Equine Breathing reduces the volume of air breathed which enables carbon dioxide levels to build back up. The more carbon dioxide is available the longer the cells can keep going on aerobic (oxygen based) respiration rather than having to switch to damaging and less efficient anaerobic respiration. Horses with better breathing (and therefore higher levels of carbon dioxide) will be able to maintain aerobic respiration for longer than horses with poor breathing (lower levels of carbon dioxide) during strenuous exercise and will therefore recover more quickly.
Other factors contribute to increased fitness. Carbon dioxide is a smooth muscle relaxant so at high levels of carbon dioxide the airways and the blood vessels of the circulatory system are able to relax and dilate, allowing efficient distribution of oxygen and nutrients such as glucose. Low levels of carbon dioxide are responsible for constriction of the airways and the blood vessels and consequent starving of the cells of oxygen and nutrients.
A horse that is breathing less volume of air than its competitor will lose less moisture with each breath and will therefore retain its water levels better.
Leading Buteyko specialist and nurse Jill McGowan has run two marathons with her mouth taped so that she could only breathe through her nose.
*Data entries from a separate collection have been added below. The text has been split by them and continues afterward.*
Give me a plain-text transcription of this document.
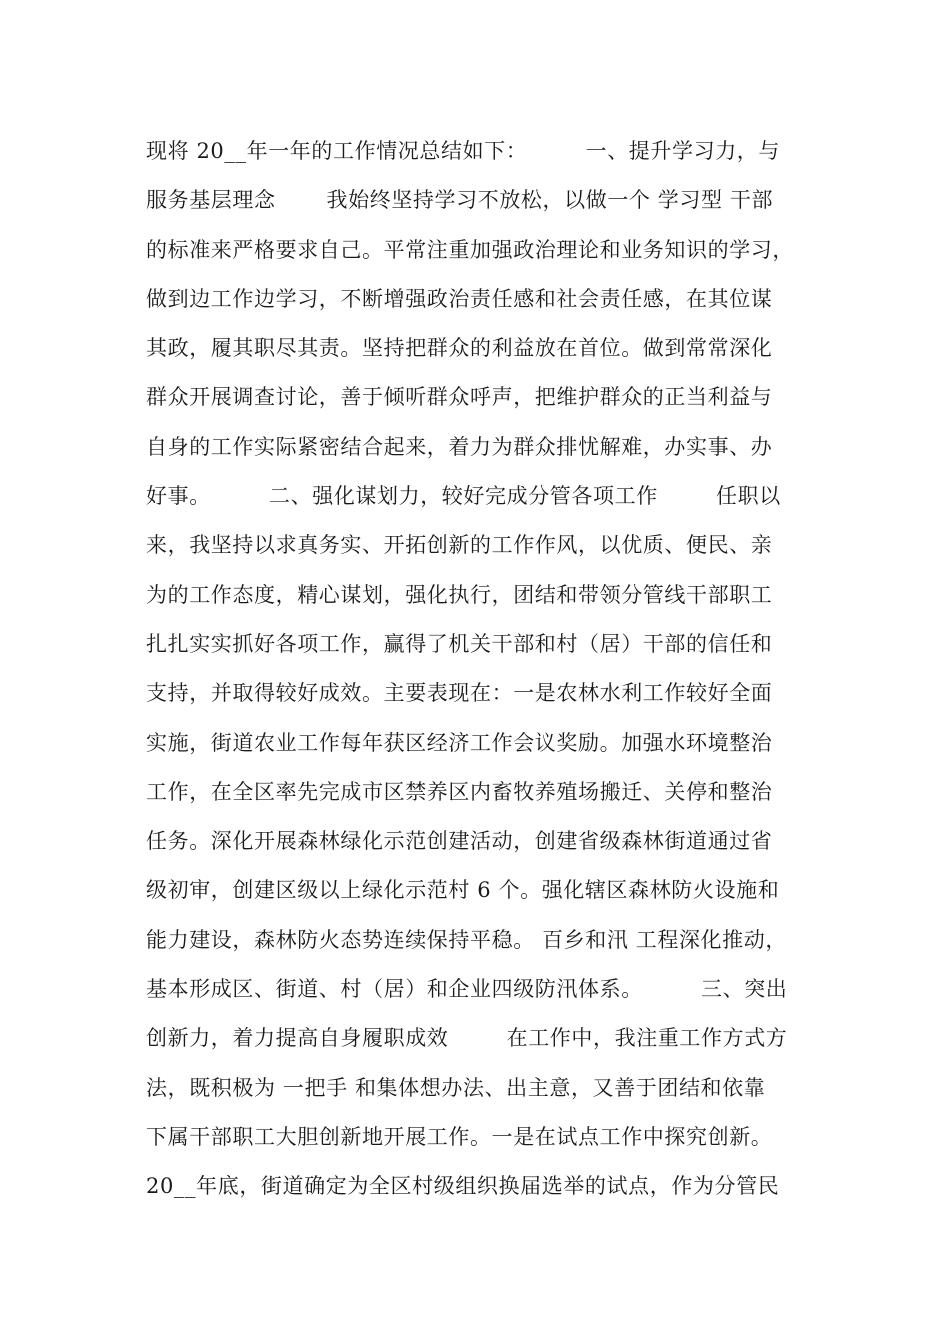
现将 20__年一年的工作情况总结如下：        一、提升学习力，与
服务基层理念       我始终坚持学习不放松，以做一个 学习型 干部
的标准来严格要求自己。平常注重加强政治理论和业务知识的学习，
做到边工作边学习，不断增强政治责任感和社会责任感，在其位谋
其政，履其职尽其责。坚持把群众的利益放在首位。做到常常深化
群众开展调查讨论，善于倾听群众呼声，把维护群众的正当利益与
自身的工作实际紧密结合起来，着力为群众排忧解难，办实事、办
好事。        二、强化谋划力，较好完成分管各项工作        任职以
来，我坚持以求真务实、开拓创新的工作作风，以优质、便民、亲
为的工作态度，精心谋划，强化执行，团结和带领分管线干部职工
扎扎实实抓好各项工作，赢得了机关干部和村（居）干部的信任和
支持，并取得较好成效。主要表现在：一是农林水利工作较好全面
实施，街道农业工作每年获区经济工作会议奖励。加强水环境整治
工作，在全区率先完成市区禁养区内畜牧养殖场搬迁、关停和整治
任务。深化开展森林绿化示范创建活动，创建省级森林街道通过省
级初审，创建区级以上绿化示范村 6 个。强化辖区森林防火设施和
能力建设，森林防火态势连续保持平稳。 百乡和汛 工程深化推动，
基本形成区、街道、村（居）和企业四级防汛体系。        三、突出
创新力，着力提高自身履职成效        在工作中，我注重工作方式方
法，既积极为 一把手 和集体想办法、出主意，又善于团结和依靠
下属干部职工大胆创新地开展工作。一是在试点工作中探究创新。
20__年底，街道确定为全区村级组织换届选举的试点，作为分管民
This significantly decreases the amount of air breathed. Despite taking no fluid during the race she had a pee straight afterwards and was not thirsty or dehydrated on either occasion.
I have observed that horses that start Equine Breathing sweat less than their owners expect in given activities.
Many of you will have already made the connection that the longer a horse is able to stay off anaerobic respiration, the less lactic acid is produced and the less likely the muscles are to tie up.
Carbon dioxide is the main buffer for maintaining the body fluids at the correct pH level. At low carbon dioxide levels the blood becomes more alkaline; this disrupts the calcium ion balance and increases the likelihood of spasm, fatigue and pain in muscles cells. This effect also increases the likelihood of injury to tendons, ligaments and joints as the muscle is unable to respond appropriately to unexpected jarring and so on.
Stress is an over-breathing trigger. Horses that become nervous or anxious before a ride will over-breathe. This causes a release of adrenaline and an increase in heart rate. Adrenaline production generates feelings of anxiety in humans and stimulates increased breathing which further decreases carbon dioxide levels. As we have seen, maintaining normal carbon dioxide levels is especially important at the start of a ride because performance depends on oxygen and nutrient availability and pH which are all dependant on carbon dioxide.
Reducing the breathing at times of stress breaks the vicious cycle of adrenaline production and depletion of carbon dioxide and enables the horse to calm down. More oxygen and nutrients reach the brain and the horse is able to focus attention calmly on the job in hand.
Horses that have practised regular Equine Breathing will be more likely to quickly go into the anabolic state (the relaxed, recuperative and healing state as opposed to the adrenalised flight or fight state) because their body will be 'expecting' the changes that arise as the carbon dioxide levels start to recover.